Nuri Demirağ, Türk mühendisliği adına çok büyük atılımlara imza atmış, sermaye ve girişimci eksikliğinden mustarip genç cumhuriyet için elini taşın altına koymaktan geri durmamış ve gelecek nesle de örnek olarak ölümsüzleşmiş önemli bir şahsiyettir Türk milleti için.
Kurduğu ilk atölye olan ‘’Türk’ün Zaferi’’nde önemli bir ticari başarı elde etmiş, İstanbul’daki millî mücadeleye destek veren derneklere üye olmuş ve millî mücadeleye teknik ve maddî açıdan desteklerde bulunmuştur.
Atatürk’ten sürekli destek gören Demirağ, soyadını da Atatürk’ün önerisiyle almıştır. Alman ve Fransızların Anadolu’daki demiryolu inşasını durdurmasının ardından Türkiye’yi, lojistik imkanlarının kısıtlanması olasılığının yıkıcılığından kurtararak 1250 km demiryolu döşemiştir. Demiryolu demek; medeniyet, ticaret, ulaşım ve endüstri demektir. Şayet bir ülkede demiryolları yetersizse o ülkenin, demiryollarının eksik olduğu ölçüde kabiliyetleri kısıtlanmıştır. Türkiye’deki ilk demiryolu müteahhidi olan Demirağ, soyadını bu başarısına binaen almıştır. Sadece bu başarısı bile kendisini cumhuriyet tarihinin en önemli iş insanlarından kılmaya yetecek olsa da hayatı boyunca cumhuriyete hizmet etmekten geri durmamıştır. Aynı zamanda çok büyük bir hayırsever olan Demirağ, doğal afetlerde her zaman millete destek çıkmıştır.
Türkiye’nin ilk millî uçağı olan Nu.D-36’nın prototipini üreterek Türk havacılık tarihi için bir
kilometre taşı döşemiştir. Bu adımı Türk havacılığı için başlı başına bir devrim niteliğindedir.

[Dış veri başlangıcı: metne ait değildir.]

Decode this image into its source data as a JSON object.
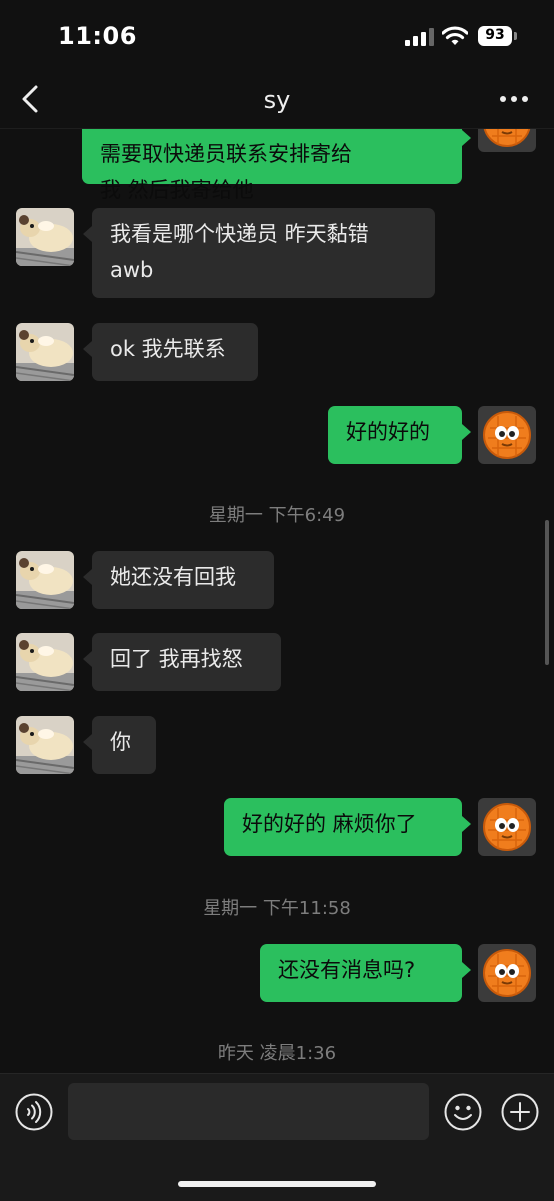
{
  "status_bar": {
    "time": "11:06",
    "battery": "93"
  },
  "header": {
    "title": "sy",
    "back_icon": "chevron-left-icon",
    "more_icon": "ellipsis-icon"
  },
  "messages": [
    {
      "side": "out",
      "text": "需要取快递员联系安排寄给\n我 然后我寄给他"
    },
    {
      "side": "in",
      "text": "我看是哪个快递员 昨天黏错\nawb"
    },
    {
      "side": "in",
      "text": "ok 我先联系"
    },
    {
      "side": "out",
      "text": "好的好的"
    },
    {
      "type": "time",
      "text": "星期一 下午6:49"
    },
    {
      "side": "in",
      "text": "她还没有回我"
    },
    {
      "side": "in",
      "text": "回了 我再找怒"
    },
    {
      "side": "in",
      "text": "你"
    },
    {
      "side": "out",
      "text": "好的好的 麻烦你了"
    },
    {
      "type": "time",
      "text": "星期一 下午11:58"
    },
    {
      "side": "out",
      "text": "还没有消息吗?"
    },
    {
      "type": "time",
      "text": "昨天 凌晨1:36"
    }
  ],
  "input_bar": {
    "voice_icon": "voice-icon",
    "input_value": "",
    "emoji_icon": "emoji-icon",
    "plus_icon": "plus-icon"
  },
  "colors": {
    "background": "#111111",
    "incoming_bubble": "#2c2c2c",
    "outgoing_bubble": "#2bbf5e",
    "timestamp": "#7d7d7d"
  }
}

Özellikle askerî havacılığa meraklı biri olarak benim için en ilgi uyandırıcı özelliği de budur. THK kurulduktan sonra Türkiye’de umumî bir havacılık seferberliği başlatılmış ve bunun sonucunda THK envanterine birçok uçak girmiştir. Nuri Demirağ da bu seferberliğe bir uçak atölyesi kurdurarak katılmak istemiş, havaalanı ve eğitim kurumu kurdurmuş ve ardından Nu.D-36’yı yapmıştır. İlk etapta THK’den ve farklı ülkelerden siparişler almış ve başarılı olmuştur. Sonrasında 6 kişilik bir yolcu uçağı üretmiş ve bir bombardıman uçağı tasarlamıştır. ‘’İstikbal göklerdedir!’’ diyen Atatürk’ten de tam destek aldığından hedefine yaklaşırken de çok hızlı bir ilerleme katletmiştir.
Tüm bunların ardından talihsiz bir kaza sonucu Nuri Demirağ’ın ürettiği uçaklardan birisi pilotaj hatası yüzünden kaza yapmış ve uçağın pilotu hayatını kaybetmiştir. Bunun üzerine, kaza pilotaj hatasının eseri olduğu halde, THK siparişlerini iptal etmiş ve Nuri Demirağ’ın yurt dışı siparişlerinin de iptal edilmesine sebep olmuştur. Atatürk, ölüm döşeğindeyken ve devlet yönetiminde pek aktif rol oynamazken Demirağ sahipsiz kalmış ve dışlanmıştır. Atatürk’ün ölümünden sonra da Demirağ, mücadelesine devam etse de bir sonuç alamamıştır. Atıldığı siyasi macera da pek başarılı sonuçlanmamış ve 1957 tarihinde hayatını kaybetmiştir.
Türk havacılığının böyle bir potansiyelin ipinin ucunu kaçırması bize ekstra milyarlarca dolara mal oldu, olmaya da devam ediyor. Nuri Demirağ’a gani gani rahmet diliyorum. Yazı için Ömer Kavaklıya teşekkür ederim.